More specific to eDiplomacy, try searching for ‘Bahrain latest’. From the UK, as shown opposite, there is one Bahraini source on the first page. What’s a nuisance or disturbing personally, and dysfunctional – at best – in global Development, becomes a significant challenge for MFA and other Government agencies seeking to promote national agendas. At the same time, social media is changing the search agenda, since behaviour on the sites replicates online the standard human pattern that we trust the opinions and advice of those we know more than anonymous sources. The geographical spread of social media is transforming these tools into a global public space. However, as is still being demonstrated in the continuing ferment in the Arabic speaking countries, nations have little control or sometimes influence on the news which spreads across the networks, which of course is then reflected in Google and other search engines.

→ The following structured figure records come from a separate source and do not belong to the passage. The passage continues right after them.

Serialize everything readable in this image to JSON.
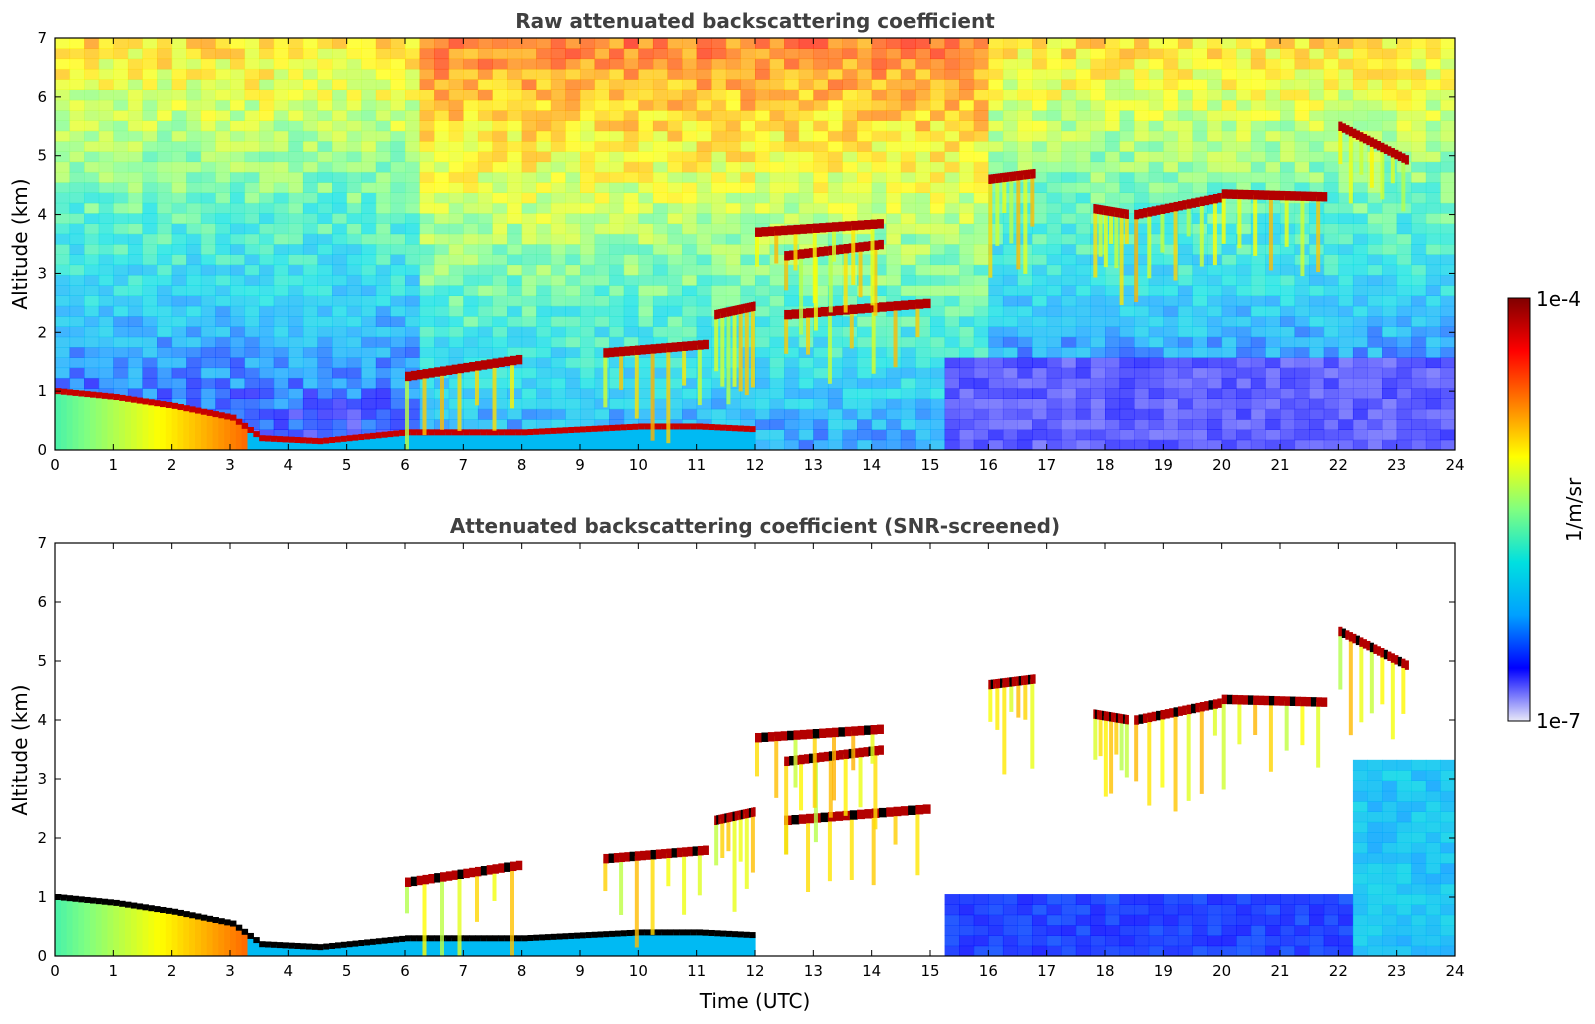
{
  "chart_data": [
    {
      "type": "heatmap",
      "title": "Raw attenuated backscattering coefficient",
      "xlabel": "",
      "ylabel": "Altitude (km)",
      "xlim": [
        0,
        24
      ],
      "ylim": [
        0,
        7
      ],
      "xticks": [
        "0",
        "1",
        "2",
        "3",
        "4",
        "5",
        "6",
        "7",
        "8",
        "9",
        "10",
        "11",
        "12",
        "13",
        "14",
        "15",
        "16",
        "17",
        "18",
        "19",
        "20",
        "21",
        "22",
        "23",
        "24"
      ],
      "yticks": [
        "0",
        "1",
        "2",
        "3",
        "4",
        "5",
        "6",
        "7"
      ],
      "screened": false,
      "features": {
        "boundary_layer_top_km": [
          [
            0,
            1.0
          ],
          [
            1,
            0.9
          ],
          [
            2,
            0.75
          ],
          [
            3,
            0.55
          ],
          [
            3.5,
            0.2
          ],
          [
            4.5,
            0.15
          ],
          [
            5,
            0.2
          ],
          [
            6,
            0.3
          ],
          [
            8,
            0.3
          ],
          [
            10,
            0.4
          ],
          [
            11,
            0.4
          ],
          [
            12,
            0.35
          ]
        ],
        "cloud_layers": [
          {
            "t0": 6.0,
            "t1": 8.0,
            "alt0": 1.25,
            "alt1": 1.55
          },
          {
            "t0": 9.4,
            "t1": 11.2,
            "alt0": 1.65,
            "alt1": 1.8
          },
          {
            "t0": 11.3,
            "t1": 12.0,
            "alt0": 2.3,
            "alt1": 2.45
          },
          {
            "t0": 12.5,
            "t1": 15.0,
            "alt0": 2.3,
            "alt1": 2.5
          },
          {
            "t0": 12.5,
            "t1": 14.2,
            "alt0": 3.3,
            "alt1": 3.5
          },
          {
            "t0": 12.0,
            "t1": 14.2,
            "alt0": 3.7,
            "alt1": 3.85
          },
          {
            "t0": 16.0,
            "t1": 16.8,
            "alt0": 4.6,
            "alt1": 4.7
          },
          {
            "t0": 17.8,
            "t1": 18.4,
            "alt0": 4.1,
            "alt1": 4.0
          },
          {
            "t0": 18.5,
            "t1": 20.0,
            "alt0": 4.0,
            "alt1": 4.3
          },
          {
            "t0": 20.0,
            "t1": 21.8,
            "alt0": 4.35,
            "alt1": 4.3
          },
          {
            "t0": 22.0,
            "t1": 23.2,
            "alt0": 5.5,
            "alt1": 4.9
          }
        ]
      }
    },
    {
      "type": "heatmap",
      "title": "Attenuated backscattering coefficient (SNR-screened)",
      "xlabel": "Time (UTC)",
      "ylabel": "Altitude (km)",
      "xlim": [
        0,
        24
      ],
      "ylim": [
        0,
        7
      ],
      "xticks": [
        "0",
        "1",
        "2",
        "3",
        "4",
        "5",
        "6",
        "7",
        "8",
        "9",
        "10",
        "11",
        "12",
        "13",
        "14",
        "15",
        "16",
        "17",
        "18",
        "19",
        "20",
        "21",
        "22",
        "23",
        "24"
      ],
      "yticks": [
        "0",
        "1",
        "2",
        "3",
        "4",
        "5",
        "6",
        "7"
      ],
      "screened": true
    }
  ],
  "colorbar": {
    "label": "1/m/sr",
    "max_label": "1e-4",
    "min_label": "1e-7",
    "scale": "log",
    "range": [
      1e-07,
      0.0001
    ],
    "colormap": [
      "#e8e8f8",
      "#0000ff",
      "#00a0ff",
      "#00e0e0",
      "#80ff80",
      "#ffff00",
      "#ff8000",
      "#ff0000",
      "#800000"
    ]
  }
}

None of these are particularly new challenges: Search Engine Optimisation (SEO) has gone from a dark art to a mainstream commercial service, and is well understood within Government technical teams. While the increasing activity on #eDiplomacy and #DigitalDiplomacy within Twitter by MFA staff demonstrates the growing recognition of the need to invest in these channels. However, as in so many things, the resources available in small and developing nations for technical interventions or simple commercial operations, such as buying search terms, is severely limited. And it is no coincidence that it is the larger, better resourced MFA such as in the US, Canada or the UK, that have invested the most in the new digital channels.
And what links this to the power of Google is illustrated in a provocative piece from the always insightful Evgeny Morozow who sees huge risks in the coming together of the globally powerful US digital industries and US digital diplomacy. What is new are signs of a significant backlash, according to Morozow:
Democratic and authoritarian states alike are now seeking “information sovereignty” from American companies, especially those perceived as being in bed with the U.S. government. Internet search, social networking, and even email are increasingly seen as strategic industries that need to be protected from foreign control. Russia is toying with spending $100 million to build a domestic alternative to Google. Iranian authorities are considering a similar idea after banning Gmail last February, and last summer launched their own Facebook clone called Velayatmadaran, named after followers of the velayaat, or supreme leader. Even Turkey, a U.S. ally, has plans to provide a government-run email address to every Turkish citizen to lessen the population’s dependence on U.S. providers.
But then today is Friday 13th, in the last year of the Mayan calendar. By this time last year Tunisia’s Ben Ali was on the brink of resignation and no-one, least of all the protagonists, expected the upheaval that was to sweep to the East along the North African coast during the next few months. Could this be the year in which the configuration of the Internet’s key players changes as dramatically? All we can say for sure is that Google’s share price is sliding!